Roz continues, ‘For those of you who don’t know the play, it’s about two feuding families. They only see the error of their ways when a child from each family, Romeo and Juliet, the star-crossed lovers, fall for each other and eventually die. So there’s love in the middle of hate. There’s tension between the families, tension between love and duty, tension between what feels right and what is right. Which makes it’ – she smiles that great smile again, looks around the room, slowly, seeming to take in each of them in turn – ‘a play about the tango.’
There’s a gentle exhalation around the room, a sense of ‘of course that’s the answer’. Ailsa saw the play once with Emily. There was no tango on that stage. The main thing that Ailsa recalls is a lot of wailing. But there was definitely tension. And tension is the thing that makes the tango work.
‘I’m going to be using professional actors, and with the exception of the leads, they’re mostly from Edinburgh and around,’ Roz says.
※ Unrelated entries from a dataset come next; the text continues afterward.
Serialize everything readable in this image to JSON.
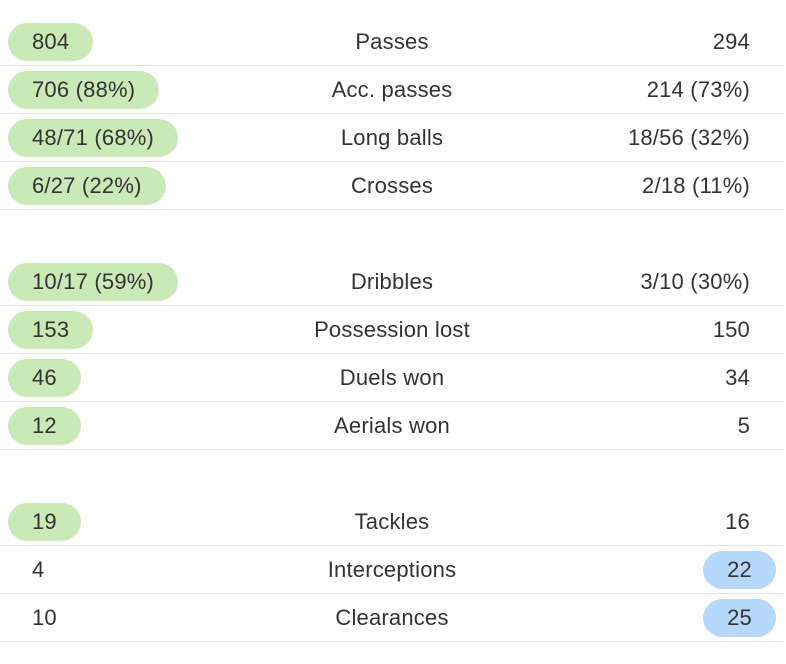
{
  "colors": {
    "home_highlight": "#c9e9b6",
    "away_highlight": "#b5d8fb",
    "divider": "#e3e3e3",
    "text": "#333333"
  },
  "groups": [
    {
      "rows": [
        {
          "label": "Passes",
          "home": "804",
          "away": "294",
          "winner": "home"
        },
        {
          "label": "Acc. passes",
          "home": "706 (88%)",
          "away": "214 (73%)",
          "winner": "home"
        },
        {
          "label": "Long balls",
          "home": "48/71 (68%)",
          "away": "18/56 (32%)",
          "winner": "home"
        },
        {
          "label": "Crosses",
          "home": "6/27 (22%)",
          "away": "2/18 (11%)",
          "winner": "home"
        }
      ]
    },
    {
      "rows": [
        {
          "label": "Dribbles",
          "home": "10/17 (59%)",
          "away": "3/10 (30%)",
          "winner": "home"
        },
        {
          "label": "Possession lost",
          "home": "153",
          "away": "150",
          "winner": "home"
        },
        {
          "label": "Duels won",
          "home": "46",
          "away": "34",
          "winner": "home"
        },
        {
          "label": "Aerials won",
          "home": "12",
          "away": "5",
          "winner": "home"
        }
      ]
    },
    {
      "rows": [
        {
          "label": "Tackles",
          "home": "19",
          "away": "16",
          "winner": "home"
        },
        {
          "label": "Interceptions",
          "home": "4",
          "away": "22",
          "winner": "away"
        },
        {
          "label": "Clearances",
          "home": "10",
          "away": "25",
          "winner": "away"
        }
      ]
    }
  ]
}
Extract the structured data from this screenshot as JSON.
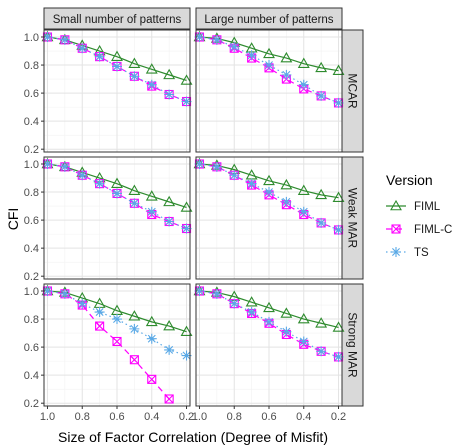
{
  "chart_data": {
    "type": "line",
    "xlabel": "Size of Factor Correlation (Degree of Misfit)",
    "ylabel": "CFI",
    "x": [
      1.0,
      0.9,
      0.8,
      0.7,
      0.6,
      0.5,
      0.4,
      0.3,
      0.2
    ],
    "xlim": [
      1.02,
      0.18
    ],
    "ylim": [
      0.18,
      1.05
    ],
    "x_ticks": [
      1.0,
      0.8,
      0.6,
      0.4,
      0.2
    ],
    "x_tick_labels": [
      "1.0",
      "0.8",
      "0.6",
      "0.4",
      "0.2"
    ],
    "y_ticks": [
      0.2,
      0.4,
      0.6,
      0.8,
      1.0
    ],
    "y_tick_labels": [
      "0.2",
      "0.4",
      "0.6",
      "0.8",
      "1.0"
    ],
    "grid": true,
    "legend": {
      "title": "Version",
      "placement": "right",
      "entries": [
        {
          "name": "FIML",
          "color": "#2e8b2e",
          "marker": "triangle",
          "dash": "solid"
        },
        {
          "name": "FIML-C",
          "color": "#ff00ff",
          "marker": "square-cross",
          "dash": "dashed"
        },
        {
          "name": "TS",
          "color": "#5aa9e6",
          "marker": "star",
          "dash": "dotted"
        }
      ]
    },
    "col_facets": [
      "Small number of patterns",
      "Large number of patterns"
    ],
    "row_facets": [
      "MCAR",
      "Weak MAR",
      "Strong MAR"
    ],
    "panels": [
      {
        "row": "MCAR",
        "col": "Small number of patterns",
        "series": [
          {
            "name": "FIML",
            "values": [
              1.0,
              0.98,
              0.94,
              0.9,
              0.86,
              0.81,
              0.77,
              0.73,
              0.69
            ]
          },
          {
            "name": "FIML-C",
            "values": [
              1.0,
              0.98,
              0.92,
              0.86,
              0.79,
              0.72,
              0.65,
              0.59,
              0.54
            ]
          },
          {
            "name": "TS",
            "values": [
              1.0,
              0.98,
              0.92,
              0.86,
              0.79,
              0.72,
              0.66,
              0.59,
              0.54
            ]
          }
        ]
      },
      {
        "row": "MCAR",
        "col": "Large number of patterns",
        "series": [
          {
            "name": "FIML",
            "values": [
              1.0,
              0.99,
              0.96,
              0.92,
              0.88,
              0.85,
              0.81,
              0.78,
              0.76
            ]
          },
          {
            "name": "FIML-C",
            "values": [
              1.0,
              0.98,
              0.92,
              0.85,
              0.78,
              0.7,
              0.63,
              0.58,
              0.53
            ]
          },
          {
            "name": "TS",
            "values": [
              1.0,
              0.98,
              0.93,
              0.87,
              0.8,
              0.73,
              0.66,
              0.58,
              0.53
            ]
          }
        ]
      },
      {
        "row": "Weak MAR",
        "col": "Small number of patterns",
        "series": [
          {
            "name": "FIML",
            "values": [
              1.0,
              0.98,
              0.94,
              0.9,
              0.86,
              0.81,
              0.77,
              0.73,
              0.69
            ]
          },
          {
            "name": "FIML-C",
            "values": [
              1.0,
              0.98,
              0.92,
              0.86,
              0.79,
              0.72,
              0.64,
              0.59,
              0.54
            ]
          },
          {
            "name": "TS",
            "values": [
              1.0,
              0.98,
              0.92,
              0.86,
              0.79,
              0.72,
              0.66,
              0.59,
              0.54
            ]
          }
        ]
      },
      {
        "row": "Weak MAR",
        "col": "Large number of patterns",
        "series": [
          {
            "name": "FIML",
            "values": [
              1.0,
              0.99,
              0.96,
              0.92,
              0.88,
              0.85,
              0.81,
              0.78,
              0.76
            ]
          },
          {
            "name": "FIML-C",
            "values": [
              1.0,
              0.98,
              0.92,
              0.85,
              0.78,
              0.71,
              0.64,
              0.58,
              0.53
            ]
          },
          {
            "name": "TS",
            "values": [
              1.0,
              0.98,
              0.92,
              0.86,
              0.8,
              0.73,
              0.66,
              0.58,
              0.53
            ]
          }
        ]
      },
      {
        "row": "Strong MAR",
        "col": "Small number of patterns",
        "series": [
          {
            "name": "FIML",
            "values": [
              1.0,
              0.99,
              0.95,
              0.91,
              0.86,
              0.82,
              0.78,
              0.75,
              0.71
            ]
          },
          {
            "name": "FIML-C",
            "values": [
              1.0,
              0.98,
              0.9,
              0.75,
              0.64,
              0.51,
              0.37,
              0.23,
              null
            ]
          },
          {
            "name": "TS",
            "values": [
              1.0,
              0.98,
              0.91,
              0.85,
              0.8,
              0.73,
              0.66,
              0.58,
              0.54
            ]
          }
        ]
      },
      {
        "row": "Strong MAR",
        "col": "Large number of patterns",
        "series": [
          {
            "name": "FIML",
            "values": [
              1.0,
              0.99,
              0.96,
              0.92,
              0.88,
              0.84,
              0.8,
              0.77,
              0.74
            ]
          },
          {
            "name": "FIML-C",
            "values": [
              1.0,
              0.98,
              0.91,
              0.84,
              0.77,
              0.69,
              0.62,
              0.57,
              0.53
            ]
          },
          {
            "name": "TS",
            "values": [
              1.0,
              0.98,
              0.91,
              0.85,
              0.78,
              0.71,
              0.64,
              0.57,
              0.53
            ]
          }
        ]
      }
    ]
  }
}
It has to be Seb’s thing. He was really interested in her dancing. Although he would be, anyway, because of StarDance. But when you add the winking from Eliza, and the feeling of conspiracy –
‘I’m here to ask you to help me with some parts of the play. First, there’s a party scene, where the lovers first meet, and I’d like you to help with that, by coming up to dance. I have a cast of eight and that’s not what I call a party.’
‘How much do we get paid?’ Murray says it with a laugh but there’s an answering murmur from the rest of the group.
‘Nothing,’ Roz says. ‘I’m hoping that you’ll volunteer. I’m not paying myself or my actors either. Like most things on the Fringe, I’ve no budget and I’ll be working on goodwill and hope. The money the show makes will cover the flyers, the advertising, the insurance and travel expenses for my actors who live out of town. Rehearsals need food and water; so do p
erformances. It all adds up. I’ve been drinking in this pub since I was seventeen, and I’ve talked them into letting me have the space. I’m sharing receipts with them because they’ll need to man the bar up here on show nights. If this goes well for them, next year they’ve got a venue with a track record. We’re doing modern dress and next to no props, and we’ll work with the lighting in the room. I’ll rope in a designer for the set for free, but even a minimal set costs money. Edie and Eliza have introduced me to a milonga trio who love to play more than they love to be paid. It’s the magic of theatre, I’m afraid. For actors, this show is a chance to get seen. For me, it’s an opportunity to explore ideas. For you – it’s a chance to do something a bit different, to take to the stage, if you’ve ever fancied it, to be part of something that might, if the stars align, be talked about all over the place in August, and for all the right reasons.’ A pause. ‘No one will be out of pocket, so if you have travel costs, I’ll cover them. We’ll have a party on the last night, and if there are any profits, they will just about cover the cost of that. If not, it’s on me.’
Roz looks around the room, waiting for more questions, and when none come, she continues, ‘I’ll plant some of you in the audience each night to join the cast for the party. They’ll come into the audience to ask you to dance, so the rest of the audience will feel as though they are really there, seeing Romeo and Juliet fall in love, not just watching a play. And there’s another thing, too…’ She raises her left hand, and Edie and Eliza, who moved away when Roz started talking, and have sat themselves at opposite edges of the room, are suddenly on their feet, yelling at each other.
‘WHAT ARE YOU LOOKING AT?’ Edie slams her fist on the table.
Eliza points at her sister, her finger a weapon fired from the shoulder. ‘NOTHING! WHAT ARE YOU LOOKING AT?’
Ailsa jumps – thump-a-thump – and Venetia shouts, ‘Fuck!’. There’s a titter of nervous laughter, silence.